Originally, the “Oresteia” was written as a tetralogy of tragedies, but only the first three parts have survived, presenting a powerful story of vengeance to the contemporary spectator. Overall, Aeschylus’ trilogy, composed of the plays “Agamemnon,” the “Libation Bearers,” and the “Eumenides,” dramatizes the end of the curse on the House of Atreus, father of Agamemnon and Menelaus, and depicts the development of Greek judicial practices from bloody vendetta to a democratic system under Athenian law.
The first part of the trilogy, “Agamemnon,” portrays King Agamemnon’s return to his wife after the end of the Trojan War. The play opens to Clytemnestra receiving a sign that Troy has fallen and expressing the desire to kill her husband, who has sacrificed her daughter Iphigenia to the gods for the good of the people. Clytemnestra is further angered because Agamemnon has brought Cassandra, a Trojan priestess, as a concubine back from the war. Thus enraged by her husband, Clytemnestra dramatically murders him.
However, the plot gets even more complicated: during the war, Clytemnestra has entered in an adulterous relationship with Agamemnon’s cousin, Aegisthus. Aegisthus makes an arrogant claim for the throne that, he thinks, rightfully belongs to him. This leads into the second play, “The Libation Bearers,” which tells the story of the reunion of Electra and Orestes, the children of Agamemnon and Clytemnestra. The children decide to avenge the death of their father by killing their mother and the lover-usurper.

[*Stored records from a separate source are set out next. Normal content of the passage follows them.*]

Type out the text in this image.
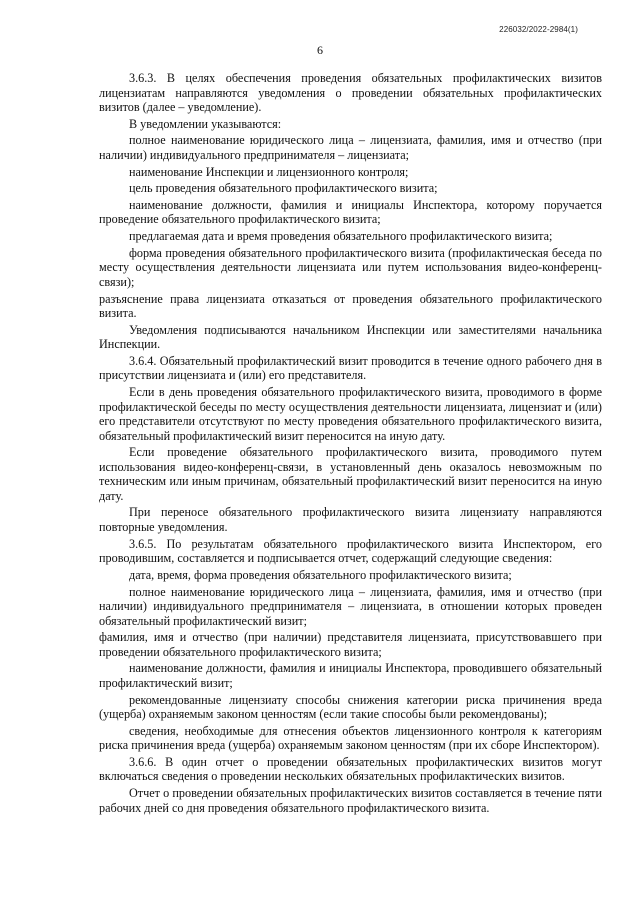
226032/2022-2984(1)
6

3.6.3. В целях обеспечения проведения обязательных профилактических визитов лицензиатам направляются уведомления о проведении обязательных профилактических визитов (далее – уведомление).

В уведомлении указываются:

полное наименование юридического лица – лицензиата, фамилия, имя и отчество (при наличии) индивидуального предпринимателя – лицензиата;

наименование Инспекции и лицензионного контроля;

цель проведения обязательного профилактического визита;

наименование должности, фамилия и инициалы Инспектора, которому поручается проведение обязательного профилактического визита;

предлагаемая дата и время проведения обязательного профилактического визита;

форма проведения обязательного профилактического визита (профилактическая беседа по месту осуществления деятельности лицензиата или путем использования видео-конференц-связи);

разъяснение права лицензиата отказаться от проведения обязательного профилактического визита.

Уведомления подписываются начальником Инспекции или заместителями начальника Инспекции.

3.6.4. Обязательный профилактический визит проводится в течение одного рабочего дня в присутствии лицензиата и (или) его представителя.

Если в день проведения обязательного профилактического визита, проводимого в форме профилактической беседы по месту осуществления деятельности лицензиата, лицензиат и (или) его представители отсутствуют по месту проведения обязательного профилактического визита, обязательный профилактический визит переносится на иную дату.

Если проведение обязательного профилактического визита, проводимого путем использования видео-конференц-связи, в установленный день оказалось невозможным по техническим или иным причинам, обязательный профилактический визит переносится на иную дату.

При переносе обязательного профилактического визита лицензиату направляются повторные уведомления.

3.6.5. По результатам обязательного профилактического визита Инспектором, его проводившим, составляется и подписывается отчет, содержащий следующие сведения:

дата, время, форма проведения обязательного профилактического визита;

полное наименование юридического лица – лицензиата, фамилия, имя и отчество (при наличии) индивидуального предпринимателя – лицензиата, в отношении которых проведен обязательный профилактический визит;

фамилия, имя и отчество (при наличии) представителя лицензиата, присутствовавшего при проведении обязательного профилактического визита;

наименование должности, фамилия и инициалы Инспектора, проводившего обязательный профилактический визит;

рекомендованные лицензиату способы снижения категории риска причинения вреда (ущерба) охраняемым законом ценностям (если такие способы были рекомендованы);

сведения, необходимые для отнесения объектов лицензионного контроля к категориям риска причинения вреда (ущерба) охраняемым законом ценностям (при их сборе Инспектором).

3.6.6. В один отчет о проведении обязательных профилактических визитов могут включаться сведения о проведении нескольких обязательных профилактических визитов.

Отчет о проведении обязательных профилактических визитов составляется в течение пяти рабочих дней со дня проведения обязательного профилактического визита.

After the terrible act, Orestes and Electra are haunted and tormented by the Erinyes, female chthonic deities known as “the angry ones” that avenge matricide and patricide. However, after Athena’s intervention, the murderers are taken “to court” in front of a jury of twelve. After the votes on each side turn out equal, Athena persuades the Erinyes of acquittal and renames them Eumenides, “the kindly ones,” thus declaring that hung juries should be decided in favor of the accused.
Kkloc, which means “cycle,” combined the three elaborate story lines of the “Oresteia” into a successfully condensed forty-minute version told backwards—from the finish to the start. According to Bottom Line Theatre, “Don’t worry if you’re currently unfamiliar with the “Oresteia”: the plot unfolds sensibly either way.” The clarity of the plot was partly due to the fact that the production opened with a dramatized introduction of the main characters in the fashion of the epic Greek tradition and ended with the scene of the trial, thus framing the scrambled pieces in between.
This quite cinematic approach gave the audience a slightly twisted perspective and a deeper insight into the characters’ motivations. The play unfolded like a trial: first stating the crime, then presenting the evidence, and finally reaching the climactic moment of the jury’s decision. To everyone’s surprise, however, the jury was not part of the cast. As the lights went partially off signaling the end of the play. the accused––still tied up––remained in the spotlight, leaving the ultimate decision up to the audience.
In this dramatic moment, two bold audience members approached the accused pair and timidly lifted the dagger left by their side. Before it become clear whether the spectators meant to kill the accused or aimed to set them free, however, the lights went off and the actors fell motionless on the ground, “dead.” This unexpected ending confused a big part of the crowd and brought about heated discussion on the way out of the theater.
The play’s most valuable characteristic was the unconventional staging. The familiar Allen Theater was transformed into an seemingly empty black room and the audience was encouraged to wear black and to move around to their hearts’ desire. The play itself unfolded in different parts of the space, with the actors often communicating from a distance or interweaving seemingly separate scenes and conversations. They often interacted with the audience, approaching different people for advice and support, thus making them parts of the chorus of the traditional Greek tragedy. Even though some spectators were startled and unresponsive, the unique staging choice was a success and made this retelling of the “Oresteia” an effective dramatic experience for the audience.